Pero, ¿de qué servía saberlo? César solo podía llorar en silencio. Si lo hubiera sabido, no habría venido a esta fiesta de té. No solo se encontró con Ian, que se enfrentaba a los Piratas de BIG MOM, sino que ahora hasta aparecía gente de CP. ¿Podía el ambiente en la Isla Torta ser más caótico?
Y para colmo, César sabía que probablemente lo arrastrarían a este extraño torbellino, porque después de que estas dos personas lo ataran aquí, le pidieron que hiciera bombas de gas somnífero simples.
Después de obtener las bombas de gas, uno de ellos salió, y cuando regresó rápido, se produjo el disturbio afuera del castillo. Si no había pasado algo, César no lo creería.
En ese momento, las dos personas con máscaras estaban junto a la ventana mirando hacia abajo. El más alto habló con una voz distorsionada: "¿Crees que funcionará?"
El más bajo respondió también con voz distorsionada: "Debería estar bien..."
Luego, ambos se giraron y miraron a César atado. El más alto preguntó: "¿Qué hacemos con este? ¿Lo matamos?"
César sintió que se le helaba el corazón. Justo cuando pensaba que iba a morir, oyó al más bajo decir: "No, si lo matamos, el cadáver será difícil de manejar. Si lo encuentran, podría arruinar todo. Mejor lo escondemos, para que parezca que desapareció o escapó... Mañana, cuando pongamos esa cosa en la habitación del objetivo, todo estará listo. No podrá negarlo aunque quiera".
No hace falta decir que estas dos personas, una alta y otra baja, eran Arest y Stussy. Aunque usaron la habilidad de César, no fueron tan tontos como para mostrar sus caras frente a él.

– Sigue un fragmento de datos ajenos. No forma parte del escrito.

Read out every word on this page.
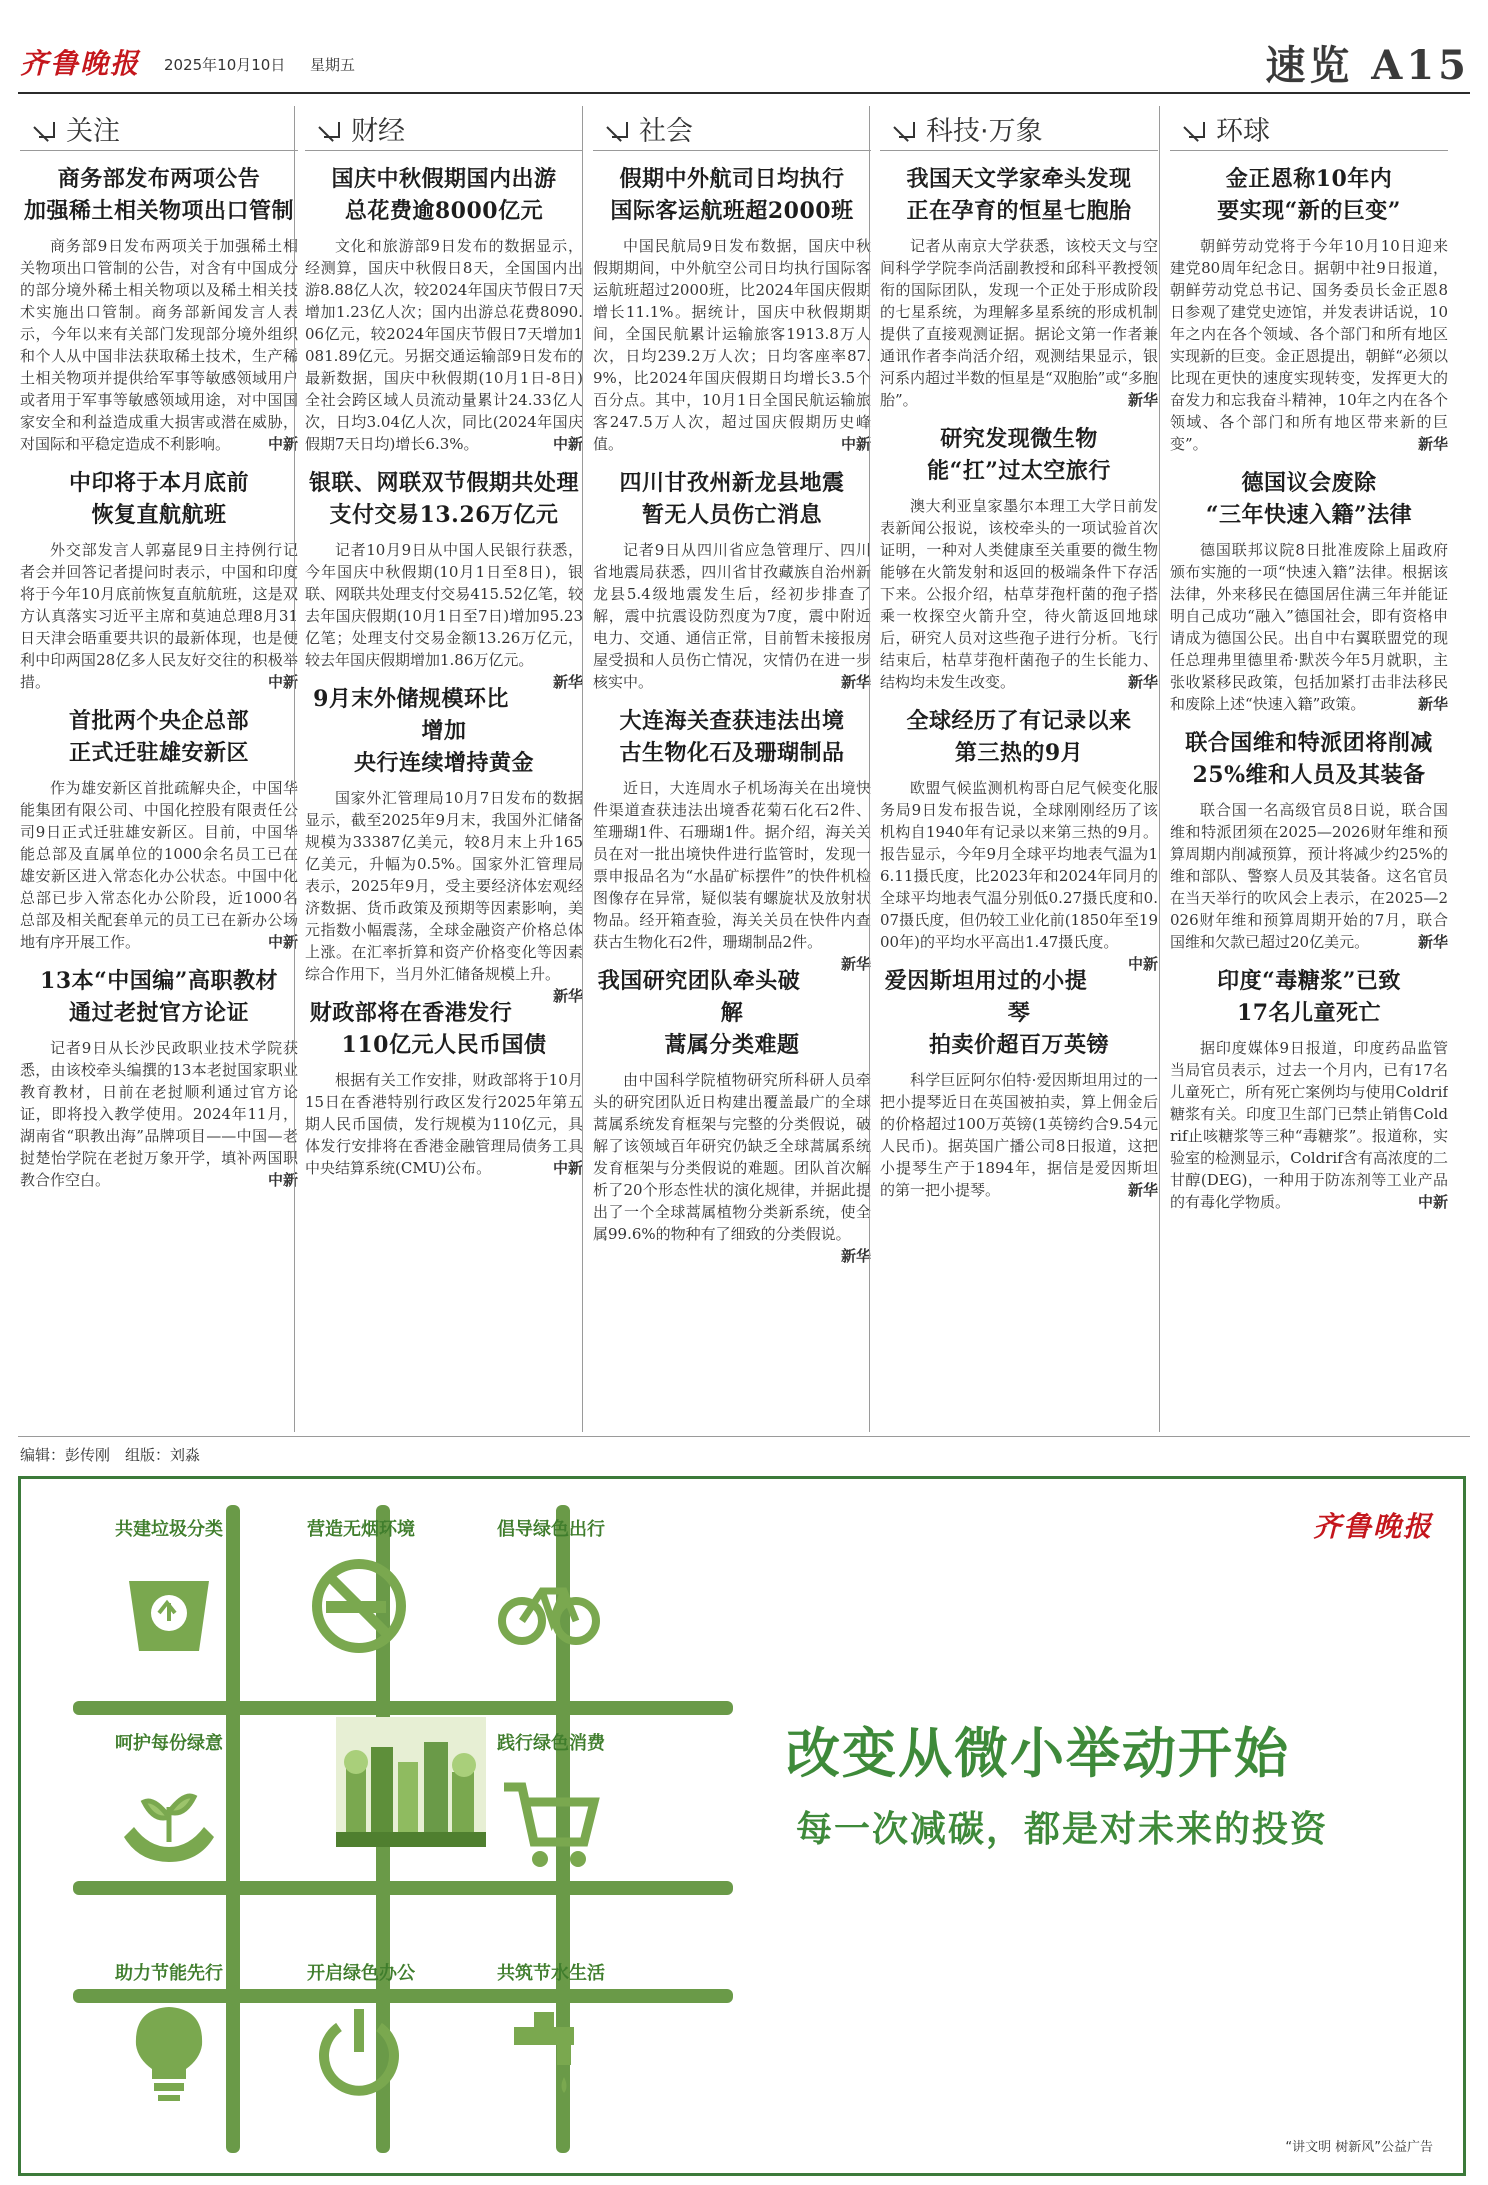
齐鲁晚报 2025年10月10日 星期五	速览 A15
关注
商务部发布两项公告
加强稀土相关物项出口管制

商务部9日发布两项关于加强稀土相关物项出口管制的公告，对含有中国成分的部分境外稀土相关物项以及稀土相关技术实施出口管制。商务部新闻发言人表示，今年以来有关部门发现部分境外组织和个人从中国非法获取稀土技术，生产稀土相关物项并提供给军事等敏感领域用户或者用于军事等敏感领域用途，对中国国家安全和利益造成重大损害或潜在威胁，对国际和平稳定造成不利影响。	中新

中印将于本月底前
恢复直航航班

外交部发言人郭嘉昆9日主持例行记者会并回答记者提问时表示，中国和印度将于今年10月底前恢复直航航班，这是双方认真落实习近平主席和莫迪总理8月31日天津会晤重要共识的最新体现，也是便利中印两国28亿多人民友好交往的积极举措。	中新

首批两个央企总部
正式迁驻雄安新区

作为雄安新区首批疏解央企，中国华能集团有限公司、中国化控股有限责任公司9日正式迁驻雄安新区。目前，中国华能总部及直属单位的1000余名员工已在雄安新区进入常态化办公状态。中国中化总部已步入常态化办公阶段，近1000名总部及相关配套单元的员工已在新办公场地有序开展工作。	中新

13本“中国编”高职教材
通过老挝官方论证

记者9日从长沙民政职业技术学院获悉，由该校牵头编撰的13本老挝国家职业教育教材，日前在老挝顺利通过官方论证，即将投入教学使用。2024年11月，湖南省“职教出海”品牌项目——中国—老挝楚怡学院在老挝万象开学，填补两国职教合作空白。	中新

财经
国庆中秋假期国内出游
总花费逾8000亿元

文化和旅游部9日发布的数据显示，经测算，国庆中秋假日8天，全国国内出游8.88亿人次，较2024年国庆节假日7天增加1.23亿人次；国内出游总花费8090.06亿元，较2024年国庆节假日7天增加1081.89亿元。另据交通运输部9日发布的最新数据，国庆中秋假期(10月1日-8日)全社会跨区域人员流动量累计24.33亿人次，日均3.04亿人次，同比(2024年国庆假期7天日均)增长6.3%。	中新

银联、网联双节假期共处理
支付交易13.26万亿元

记者10月9日从中国人民银行获悉，今年国庆中秋假期(10月1日至8日)，银联、网联共处理支付交易415.52亿笔，较去年国庆假期(10月1日至7日)增加95.23亿笔；处理支付交易金额13.26万亿元，较去年国庆假期增加1.86万亿元。
新华

9月末外储规模环比增加
央行连续增持黄金

国家外汇管理局10月7日发布的数据显示，截至2025年9月末，我国外汇储备规模为33387亿美元，较8月末上升165亿美元，升幅为0.5%。国家外汇管理局表示，2025年9月，受主要经济体宏观经济数据、货币政策及预期等因素影响，美元指数小幅震荡，全球金融资产价格总体上涨。在汇率折算和资产价格变化等因素综合作用下，当月外汇储备规模上升。
新华

财政部将在香港发行
110亿元人民币国债

根据有关工作安排，财政部将于10月15日在香港特别行政区发行2025年第五期人民币国债，发行规模为110亿元，具体发行安排将在香港金融管理局债务工具中央结算系统(CMU)公布。	中新

社会
假期中外航司日均执行
国际客运航班超2000班

中国民航局9日发布数据，国庆中秋假期期间，中外航空公司日均执行国际客运航班超过2000班，比2024年国庆假期增长11.1%。据统计，国庆中秋假期期间，全国民航累计运输旅客1913.8万人次，日均239.2万人次；日均客座率87.9%，比2024年国庆假期日均增长3.5个百分点。其中，10月1日全国民航运输旅客247.5万人次，超过国庆假期历史峰值。	中新

四川甘孜州新龙县地震
暂无人员伤亡消息

记者9日从四川省应急管理厅、四川省地震局获悉，四川省甘孜藏族自治州新龙县5.4级地震发生后，经初步排查了解，震中抗震设防烈度为7度，震中附近电力、交通、通信正常，目前暂未接报房屋受损和人员伤亡情况，灾情仍在进一步核实中。	新华

大连海关查获违法出境
古生物化石及珊瑚制品

近日，大连周水子机场海关在出境快件渠道查获违法出境香花菊石化石2件、笙珊瑚1件、石珊瑚1件。据介绍，海关关员在对一批出境快件进行监管时，发现一票申报品名为“水晶矿标摆件”的快件机检图像存在异常，疑似装有螺旋状及放射状物品。经开箱查验，海关关员在快件内查获古生物化石2件，珊瑚制品2件。
新华

我国研究团队牵头破解
蒿属分类难题

由中国科学院植物研究所科研人员牵头的研究团队近日构建出覆盖最广的全球蒿属系统发育框架与完整的分类假说，破解了该领域百年研究仍缺乏全球蒿属系统发育框架与分类假说的难题。团队首次解析了20个形态性状的演化规律，并据此提出了一个全球蒿属植物分类新系统，使全属99.6%的物种有了细致的分类假说。
新华

科技·万象
我国天文学家牵头发现
正在孕育的恒星七胞胎

记者从南京大学获悉，该校天文与空间科学学院李尚活副教授和邱科平教授领衔的国际团队，发现一个正处于形成阶段的七星系统，为理解多星系统的形成机制提供了直接观测证据。据论文第一作者兼通讯作者李尚活介绍，观测结果显示，银河系内超过半数的恒星是“双胞胎”或“多胞胎”。	新华

研究发现微生物
能“扛”过太空旅行

澳大利亚皇家墨尔本理工大学日前发表新闻公报说，该校牵头的一项试验首次证明，一种对人类健康至关重要的微生物能够在火箭发射和返回的极端条件下存活下来。公报介绍，枯草芽孢杆菌的孢子搭乘一枚探空火箭升空，待火箭返回地球后，研究人员对这些孢子进行分析。飞行结束后，枯草芽孢杆菌孢子的生长能力、结构均未发生改变。	新华

全球经历了有记录以来
第三热的9月

欧盟气候监测机构哥白尼气候变化服务局9日发布报告说，全球刚刚经历了该机构自1940年有记录以来第三热的9月。报告显示，今年9月全球平均地表气温为16.11摄氏度，比2023年和2024年同月的全球平均地表气温分别低0.27摄氏度和0.07摄氏度，但仍较工业化前(1850年至1900年)的平均水平高出1.47摄氏度。
中新

爱因斯坦用过的小提琴
拍卖价超百万英镑

科学巨匠阿尔伯特·爱因斯坦用过的一把小提琴近日在英国被拍卖，算上佣金后的价格超过100万英镑(1英镑约合9.54元人民币)。据英国广播公司8日报道，这把小提琴生产于1894年，据信是爱因斯坦的第一把小提琴。	新华

环球
金正恩称10年内
要实现“新的巨变”

朝鲜劳动党将于今年10月10日迎来建党80周年纪念日。据朝中社9日报道，朝鲜劳动党总书记、国务委员长金正恩8日参观了建党史迹馆，并发表讲话说，10年之内在各个领域、各个部门和所有地区实现新的巨变。金正恩提出，朝鲜“必须以比现在更快的速度实现转变，发挥更大的奋发力和忘我奋斗精神，10年之内在各个领域、各个部门和所有地区带来新的巨变”。	新华

德国议会废除
“三年快速入籍”法律

德国联邦议院8日批准废除上届政府颁布实施的一项“快速入籍”法律。根据该法律，外来移民在德国居住满三年并能证明自己成功“融入”德国社会，即有资格申请成为德国公民。出自中右翼联盟党的现任总理弗里德里希·默茨今年5月就职，主张收紧移民政策，包括加紧打击非法移民和废除上述“快速入籍”政策。	新华

联合国维和特派团将削减
25%维和人员及其装备

联合国一名高级官员8日说，联合国维和特派团须在2025—2026财年维和预算周期内削减预算，预计将减少约25%的维和部队、警察人员及其装备。这名官员在当天举行的吹风会上表示，在2025—2026财年维和预算周期开始的7月，联合国维和欠款已超过20亿美元。	新华

印度“毒糖浆”已致
17名儿童死亡

据印度媒体9日报道，印度药品监管当局官员表示，过去一个月内，已有17名儿童死亡，所有死亡案例均与使用Coldrif糖浆有关。印度卫生部门已禁止销售Coldrif止咳糖浆等三种“毒糖浆”。报道称，实验室的检测显示，Coldrif含有高浓度的二甘醇(DEG)，一种用于防冻剂等工业产品的有毒化学物质。	中新

编辑：彭传刚　组版：刘淼
齐鲁晚报
共建垃圾分类	营造无烟环境	倡导绿色出行
呵护每份绿意	践行绿色消费
助力节能先行	开启绿色办公	共筑节水生活
改变从微小举动开始
每一次减碳，都是对未来的投资
“讲文明 树新风”公益广告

Según el plan, también habían atacado el Poneglyph, pero para su sorpresa, el gas somnífero de César no sirvió en la sala del tesoro, porque los guardias no eran seres vivos. Eso fue inesperado para Stussy. Por suerte, el títere de sangre que controlaba Arest tenía cierta capacidad de combate, y los guardias no eran muy fuertes, así que lograron que el títere copiara el Poneglyph y escapara, y también hicieron que los guardias vieran la apariencia general del títere.

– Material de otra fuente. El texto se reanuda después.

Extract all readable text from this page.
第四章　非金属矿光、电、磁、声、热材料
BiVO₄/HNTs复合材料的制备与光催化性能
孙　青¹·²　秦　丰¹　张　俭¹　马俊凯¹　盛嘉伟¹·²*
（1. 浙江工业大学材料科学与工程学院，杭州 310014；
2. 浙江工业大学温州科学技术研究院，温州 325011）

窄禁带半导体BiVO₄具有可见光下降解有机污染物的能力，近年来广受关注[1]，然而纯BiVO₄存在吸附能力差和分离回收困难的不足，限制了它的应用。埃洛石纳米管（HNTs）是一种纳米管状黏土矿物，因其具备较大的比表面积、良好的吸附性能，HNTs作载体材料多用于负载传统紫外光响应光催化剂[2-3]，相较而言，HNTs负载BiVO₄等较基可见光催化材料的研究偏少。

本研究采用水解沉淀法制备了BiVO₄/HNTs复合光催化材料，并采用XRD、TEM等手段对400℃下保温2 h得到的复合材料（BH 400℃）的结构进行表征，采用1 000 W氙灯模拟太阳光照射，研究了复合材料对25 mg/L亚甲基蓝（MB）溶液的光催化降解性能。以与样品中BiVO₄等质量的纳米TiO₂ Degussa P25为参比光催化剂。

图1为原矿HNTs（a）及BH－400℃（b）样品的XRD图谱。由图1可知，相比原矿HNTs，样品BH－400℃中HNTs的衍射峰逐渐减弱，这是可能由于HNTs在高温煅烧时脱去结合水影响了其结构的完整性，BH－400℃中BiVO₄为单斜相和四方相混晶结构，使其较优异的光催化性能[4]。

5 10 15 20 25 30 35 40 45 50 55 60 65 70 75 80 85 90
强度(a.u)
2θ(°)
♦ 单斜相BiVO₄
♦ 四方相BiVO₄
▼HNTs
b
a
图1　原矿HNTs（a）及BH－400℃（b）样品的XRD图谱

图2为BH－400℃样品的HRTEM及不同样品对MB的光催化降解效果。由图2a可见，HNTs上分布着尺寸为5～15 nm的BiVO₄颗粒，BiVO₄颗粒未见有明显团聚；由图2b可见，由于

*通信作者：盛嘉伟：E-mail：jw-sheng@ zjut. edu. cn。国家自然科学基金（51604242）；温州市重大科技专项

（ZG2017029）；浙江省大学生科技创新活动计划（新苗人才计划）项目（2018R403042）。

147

Hasta aquí, si no hubiera habido contratiempos, habrían logrado que las sospechas de Katakuri y los demás recayeran directamente sobre Ian.
Pero a veces las cosas son así de coincidentes. Arest y Stussy nunca imaginaron que BIG MOM enviaría a Pudding a la habitación de Ian al mismo tiempo.

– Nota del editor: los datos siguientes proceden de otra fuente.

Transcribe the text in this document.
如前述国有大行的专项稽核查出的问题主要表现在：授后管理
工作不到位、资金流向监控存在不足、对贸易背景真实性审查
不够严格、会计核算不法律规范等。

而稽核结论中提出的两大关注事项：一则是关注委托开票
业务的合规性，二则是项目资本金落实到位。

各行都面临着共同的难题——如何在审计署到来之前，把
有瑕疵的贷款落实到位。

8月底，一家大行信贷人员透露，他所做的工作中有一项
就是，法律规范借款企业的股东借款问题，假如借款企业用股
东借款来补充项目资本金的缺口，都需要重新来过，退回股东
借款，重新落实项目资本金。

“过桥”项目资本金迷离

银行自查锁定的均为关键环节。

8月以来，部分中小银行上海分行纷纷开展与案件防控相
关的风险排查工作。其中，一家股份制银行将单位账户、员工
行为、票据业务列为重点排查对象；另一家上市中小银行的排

Aunque aún no habían recibido el informe de Pudding, esto hizo que Katakuri, un hombre de mente aguda, comenzara a sospechar.
Arest y Stussy habían planeado cuidadosamente provocar un conflicto entre Ian y los Piratas de BIG MOM, para que BIG MOM eliminara a Ian. Pero nunca imaginaron que no necesitaban provocar nada, porque en la isla ya había otro grupo con intenciones ocultas que se había contactado con Ian.
El pastel de bodas que Arest quería sabotear al principio fue abandonado por la aparición de Stussy, pero ahora, al revés, Capone Bege había puesto bombas en él. Todo esto era difícil de describir, incluso con la palabra "ironía".
Y con la llegada del amanecer, todos los buenos espectáculos estaban por comenzar.